Gleichzeitig haben sich im vergangenen Schuljahr strukturellen Rahmenbedingungen verschlechtert. Im AHS-Bereich sind die Klassenschülerzahlen auf 36 erhöht worden. Die Stunden für Stütz - und Begleitlehrer wurden gekürzt. Die Zahl der so genannten "Verhaltensoriginellen Kinder" bleibt aber gleich. Darum haben einige Lehrer zur Selbsthilfe gegriffen: Sie holen sich Hilfe in der Supervision.

Lehrer haben derzeit in Wien zwei Möglichkeiten, kostenlose Supervision in Anspruch zu nehmen. An den Pädagogischen Instituten werden Gruppenseminare angeboten. Am Lehrerberatungszentrum im 2. Wiener Gemeindebezirk werden Einzelgespräche vereinbart.

Schule ist mehr als Unterricht

Moderne Unterrichtsformen wecken die Neugier der Schüler und steigern das Leistungsniveau.

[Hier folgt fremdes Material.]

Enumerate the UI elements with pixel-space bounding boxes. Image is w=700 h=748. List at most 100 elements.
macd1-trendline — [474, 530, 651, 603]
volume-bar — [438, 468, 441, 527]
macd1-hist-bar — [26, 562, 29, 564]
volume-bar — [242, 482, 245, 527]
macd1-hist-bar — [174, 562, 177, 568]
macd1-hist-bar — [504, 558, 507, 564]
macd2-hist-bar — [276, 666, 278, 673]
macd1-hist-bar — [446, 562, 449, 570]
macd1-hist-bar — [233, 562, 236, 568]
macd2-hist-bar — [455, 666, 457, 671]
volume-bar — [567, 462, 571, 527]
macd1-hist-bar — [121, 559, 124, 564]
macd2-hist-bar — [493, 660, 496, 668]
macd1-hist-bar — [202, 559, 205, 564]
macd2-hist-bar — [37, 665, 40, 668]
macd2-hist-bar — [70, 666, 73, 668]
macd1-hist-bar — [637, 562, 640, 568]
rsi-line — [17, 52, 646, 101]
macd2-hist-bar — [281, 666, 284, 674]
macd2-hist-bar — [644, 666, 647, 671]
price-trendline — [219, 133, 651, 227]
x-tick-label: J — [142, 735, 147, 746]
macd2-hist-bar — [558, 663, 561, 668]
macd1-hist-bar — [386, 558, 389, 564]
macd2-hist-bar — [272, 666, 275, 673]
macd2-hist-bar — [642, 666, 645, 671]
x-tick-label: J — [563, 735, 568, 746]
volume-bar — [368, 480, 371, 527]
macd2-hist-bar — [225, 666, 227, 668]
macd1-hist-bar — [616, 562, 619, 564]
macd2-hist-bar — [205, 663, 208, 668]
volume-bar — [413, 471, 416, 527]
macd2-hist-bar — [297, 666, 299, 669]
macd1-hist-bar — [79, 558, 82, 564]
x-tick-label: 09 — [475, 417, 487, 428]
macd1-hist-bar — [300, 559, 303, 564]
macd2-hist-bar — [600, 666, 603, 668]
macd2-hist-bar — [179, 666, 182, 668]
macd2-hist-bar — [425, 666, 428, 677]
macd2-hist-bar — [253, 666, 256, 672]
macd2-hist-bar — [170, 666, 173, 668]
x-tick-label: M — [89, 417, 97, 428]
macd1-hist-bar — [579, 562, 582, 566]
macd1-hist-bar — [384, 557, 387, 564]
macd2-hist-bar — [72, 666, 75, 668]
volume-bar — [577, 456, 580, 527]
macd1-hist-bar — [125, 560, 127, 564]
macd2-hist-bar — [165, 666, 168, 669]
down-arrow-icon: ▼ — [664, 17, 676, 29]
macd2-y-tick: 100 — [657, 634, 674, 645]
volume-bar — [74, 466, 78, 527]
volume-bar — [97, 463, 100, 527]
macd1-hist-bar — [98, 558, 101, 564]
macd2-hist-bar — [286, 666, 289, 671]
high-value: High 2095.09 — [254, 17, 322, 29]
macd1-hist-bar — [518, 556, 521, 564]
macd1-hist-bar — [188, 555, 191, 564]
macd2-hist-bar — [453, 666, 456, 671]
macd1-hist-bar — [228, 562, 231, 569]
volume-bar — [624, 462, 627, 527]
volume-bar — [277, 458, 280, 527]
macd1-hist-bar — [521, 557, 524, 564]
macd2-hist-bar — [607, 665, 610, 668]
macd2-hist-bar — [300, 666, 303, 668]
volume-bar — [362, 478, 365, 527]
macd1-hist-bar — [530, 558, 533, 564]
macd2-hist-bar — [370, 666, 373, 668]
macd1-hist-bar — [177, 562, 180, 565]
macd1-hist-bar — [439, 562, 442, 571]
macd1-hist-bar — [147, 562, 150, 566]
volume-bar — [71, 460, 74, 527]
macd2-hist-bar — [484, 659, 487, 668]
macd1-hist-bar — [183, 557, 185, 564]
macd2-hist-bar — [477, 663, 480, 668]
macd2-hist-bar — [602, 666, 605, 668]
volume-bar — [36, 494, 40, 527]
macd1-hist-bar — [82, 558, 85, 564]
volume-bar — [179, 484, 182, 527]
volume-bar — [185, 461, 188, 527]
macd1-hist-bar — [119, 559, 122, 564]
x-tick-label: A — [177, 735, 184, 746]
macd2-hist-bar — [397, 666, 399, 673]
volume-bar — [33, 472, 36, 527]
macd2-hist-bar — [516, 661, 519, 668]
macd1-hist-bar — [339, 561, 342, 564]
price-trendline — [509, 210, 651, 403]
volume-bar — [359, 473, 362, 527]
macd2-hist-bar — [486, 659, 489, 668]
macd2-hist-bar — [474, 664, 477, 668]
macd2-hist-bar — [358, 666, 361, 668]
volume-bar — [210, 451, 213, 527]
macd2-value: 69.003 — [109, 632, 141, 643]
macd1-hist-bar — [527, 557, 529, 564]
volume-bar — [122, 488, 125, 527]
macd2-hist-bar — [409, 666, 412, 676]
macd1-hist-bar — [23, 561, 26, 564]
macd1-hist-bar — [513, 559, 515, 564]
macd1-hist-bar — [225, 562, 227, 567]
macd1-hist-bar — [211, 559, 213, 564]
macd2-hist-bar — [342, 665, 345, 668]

Die sozialen Techniken, die notwendig sind, um Klassen zu managen, sind erlernbar. Was hilft, ist die Arbeit im Team. Denn hier können Probleme besprochen und Strategien entwickelt werden, um auch schwierige Schüler in den Klassenverband zu integrieren. Doch Lehrer sind zu Einzelkämpfern erzogen worden. Und was Berufsgruppen wie Ärzten, Krankenschwestern, Sozialarbeiten und Psychotherapeuten selbstverständlich ist, nämlich das beratende Gespräch über ihre Arbeit, diese Supervision stößt bei den Lehrern heute noch auf Widerstände.

Die Autoren der Studie LehrerIn 2000, die Wissenschafter vom SORA Institute for Social Research and Analysis, empfehlen ihren Auftraggebern, das LehrerInnen-Dienstrecht neu zu überdenken: um Leistungsanreize zu schaffen und Sonderleistungen auch honorieren zu können. Weiters empfehlen sie, das Image der Bildungsarbeit aufzuwerten.